I have some lines that represent some data in a text file. They are all of the following format:
s = 'TheBears SUCCESS Number of wins : 14'
They all begin with the name then whitespace and the text 'SUCCESS Number of wins : ' and finally the number of wins, n1. There are multiple strings each with a different name and value. I am trying to write a program that can parse any of these strings and return the name of the dataset and the numerical value at the end of the string. I am trying to use regular expressions to do this and I have come up with the following:
import re
def winnumbers(s):
pattern = re.compile(r"""(?P<name>.*?) #starting name
\s*SUCCESS #whitespace and success
\s*Number\s*of\s*wins #whitespace and strings
\s*\:\s*(?P<n1>.*?)""",re.VERBOSE)
match = pattern.match(s)
name = match.group("name")
n1 = match.group("n1")
return (name, n1)
So far, my program can return the name, but the trouble comes after that. They all have the text "SUCCESS Number of wins : " so my thinking was to find a way to match this text. But I realize that my method of matching an exact substring isn't correct right now. Is there any way to match a whole substring as part of the pattern? I have been reading quite a bit on regular expressions lately but haven't found anything like this. I'm still really new to programming and I appreciate any assistance.

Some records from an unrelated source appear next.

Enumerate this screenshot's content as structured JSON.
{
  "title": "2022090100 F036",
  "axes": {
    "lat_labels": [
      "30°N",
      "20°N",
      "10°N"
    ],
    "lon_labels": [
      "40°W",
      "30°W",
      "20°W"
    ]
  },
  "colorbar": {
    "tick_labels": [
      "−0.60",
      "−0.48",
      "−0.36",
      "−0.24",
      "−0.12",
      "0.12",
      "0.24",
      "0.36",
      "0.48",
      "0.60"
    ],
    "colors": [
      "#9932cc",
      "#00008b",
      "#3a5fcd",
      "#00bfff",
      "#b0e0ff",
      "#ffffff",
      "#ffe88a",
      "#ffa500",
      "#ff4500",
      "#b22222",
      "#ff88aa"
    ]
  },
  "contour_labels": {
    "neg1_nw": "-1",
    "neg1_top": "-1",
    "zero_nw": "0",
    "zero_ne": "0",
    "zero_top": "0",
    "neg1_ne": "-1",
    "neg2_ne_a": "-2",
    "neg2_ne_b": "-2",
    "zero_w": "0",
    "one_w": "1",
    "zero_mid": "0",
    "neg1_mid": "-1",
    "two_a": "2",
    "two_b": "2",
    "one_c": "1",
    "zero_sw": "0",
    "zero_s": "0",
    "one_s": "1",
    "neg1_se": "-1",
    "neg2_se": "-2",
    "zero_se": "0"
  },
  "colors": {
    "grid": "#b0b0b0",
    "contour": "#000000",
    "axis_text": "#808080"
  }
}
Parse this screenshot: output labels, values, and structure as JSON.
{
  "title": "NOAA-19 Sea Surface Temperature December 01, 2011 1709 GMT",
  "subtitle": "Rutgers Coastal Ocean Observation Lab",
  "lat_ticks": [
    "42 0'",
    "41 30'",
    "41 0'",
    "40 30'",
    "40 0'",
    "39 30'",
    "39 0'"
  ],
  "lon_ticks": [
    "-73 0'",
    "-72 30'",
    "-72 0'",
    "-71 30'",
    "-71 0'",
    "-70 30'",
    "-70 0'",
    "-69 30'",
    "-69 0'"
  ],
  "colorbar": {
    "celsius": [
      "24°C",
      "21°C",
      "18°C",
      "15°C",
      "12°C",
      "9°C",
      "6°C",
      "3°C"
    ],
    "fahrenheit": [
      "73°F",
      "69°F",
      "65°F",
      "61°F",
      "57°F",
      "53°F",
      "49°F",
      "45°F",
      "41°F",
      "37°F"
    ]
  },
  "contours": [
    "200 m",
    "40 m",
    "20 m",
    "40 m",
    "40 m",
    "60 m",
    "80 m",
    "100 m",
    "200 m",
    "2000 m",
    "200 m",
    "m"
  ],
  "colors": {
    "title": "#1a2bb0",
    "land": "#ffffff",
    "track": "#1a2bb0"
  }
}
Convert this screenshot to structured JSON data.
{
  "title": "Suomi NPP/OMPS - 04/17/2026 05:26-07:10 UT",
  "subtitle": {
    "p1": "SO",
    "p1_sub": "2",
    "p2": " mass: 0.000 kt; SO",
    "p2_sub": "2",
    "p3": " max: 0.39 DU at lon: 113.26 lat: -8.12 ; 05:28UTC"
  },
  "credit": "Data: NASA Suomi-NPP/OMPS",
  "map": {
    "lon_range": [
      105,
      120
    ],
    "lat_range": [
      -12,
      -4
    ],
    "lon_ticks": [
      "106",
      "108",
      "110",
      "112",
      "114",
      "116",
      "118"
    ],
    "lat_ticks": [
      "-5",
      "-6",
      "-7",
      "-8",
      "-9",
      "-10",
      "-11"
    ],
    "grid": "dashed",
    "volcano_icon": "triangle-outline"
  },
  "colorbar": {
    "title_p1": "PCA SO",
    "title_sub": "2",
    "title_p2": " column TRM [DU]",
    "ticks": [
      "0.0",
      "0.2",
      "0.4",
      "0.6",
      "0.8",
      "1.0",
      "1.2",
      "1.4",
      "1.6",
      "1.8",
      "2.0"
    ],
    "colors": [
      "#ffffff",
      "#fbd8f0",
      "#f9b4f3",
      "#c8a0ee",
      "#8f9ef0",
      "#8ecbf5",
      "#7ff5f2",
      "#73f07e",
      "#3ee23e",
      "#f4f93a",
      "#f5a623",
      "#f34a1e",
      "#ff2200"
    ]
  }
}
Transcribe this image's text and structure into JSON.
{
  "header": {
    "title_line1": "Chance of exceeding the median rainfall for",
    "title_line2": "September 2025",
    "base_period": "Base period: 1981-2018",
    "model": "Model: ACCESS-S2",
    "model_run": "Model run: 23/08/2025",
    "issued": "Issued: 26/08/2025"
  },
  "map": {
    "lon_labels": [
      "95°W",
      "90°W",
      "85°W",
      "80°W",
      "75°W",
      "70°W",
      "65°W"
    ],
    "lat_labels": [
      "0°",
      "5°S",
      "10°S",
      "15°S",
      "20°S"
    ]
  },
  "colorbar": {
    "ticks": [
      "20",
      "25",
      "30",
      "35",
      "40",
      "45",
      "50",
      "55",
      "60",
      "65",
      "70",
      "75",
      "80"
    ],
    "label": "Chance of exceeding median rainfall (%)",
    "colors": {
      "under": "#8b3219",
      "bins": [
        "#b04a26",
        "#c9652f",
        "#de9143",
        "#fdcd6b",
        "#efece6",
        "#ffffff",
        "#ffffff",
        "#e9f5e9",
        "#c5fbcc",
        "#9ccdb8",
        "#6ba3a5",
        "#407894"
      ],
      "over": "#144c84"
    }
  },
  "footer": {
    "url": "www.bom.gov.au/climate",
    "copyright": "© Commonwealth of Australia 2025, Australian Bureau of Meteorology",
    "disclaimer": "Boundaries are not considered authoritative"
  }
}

Eventually, I will use float() to return n1 as a number, but I left that out because it doesn't properly find the number in the first place right now and would only return an error.
Try this one out:
((\S+)\s+SUCCESS Number of wins : (\d+))
These are the results:
>>> regex = re.compile("((\S+)\s+SUCCESS Number of wins : (\d+))")
>>> r = regex.search(string)
>>> r
<_sre.SRE_Match object at 0xc827cf478a56b350>
>>> regex.match(string)
<_sre.SRE_Match object at 0xc827cf478a56b228>
# List the groups found
>>> r.groups()
(u'TheBears SUCCESS Number of wins : 14', u'TheBears', u'14')
# List the named dictionary objects found
>>> r.groupdict()
{}
# Run findall
>>> regex.findall(string)
[(u'TheBears SUCCESS Number of wins : 14', u'TheBears', u'14')]
# So you can do this for the name and number:
>>> fullstring, name, number = r.groups()
If you don't need the full string just remove the surround parenthesis.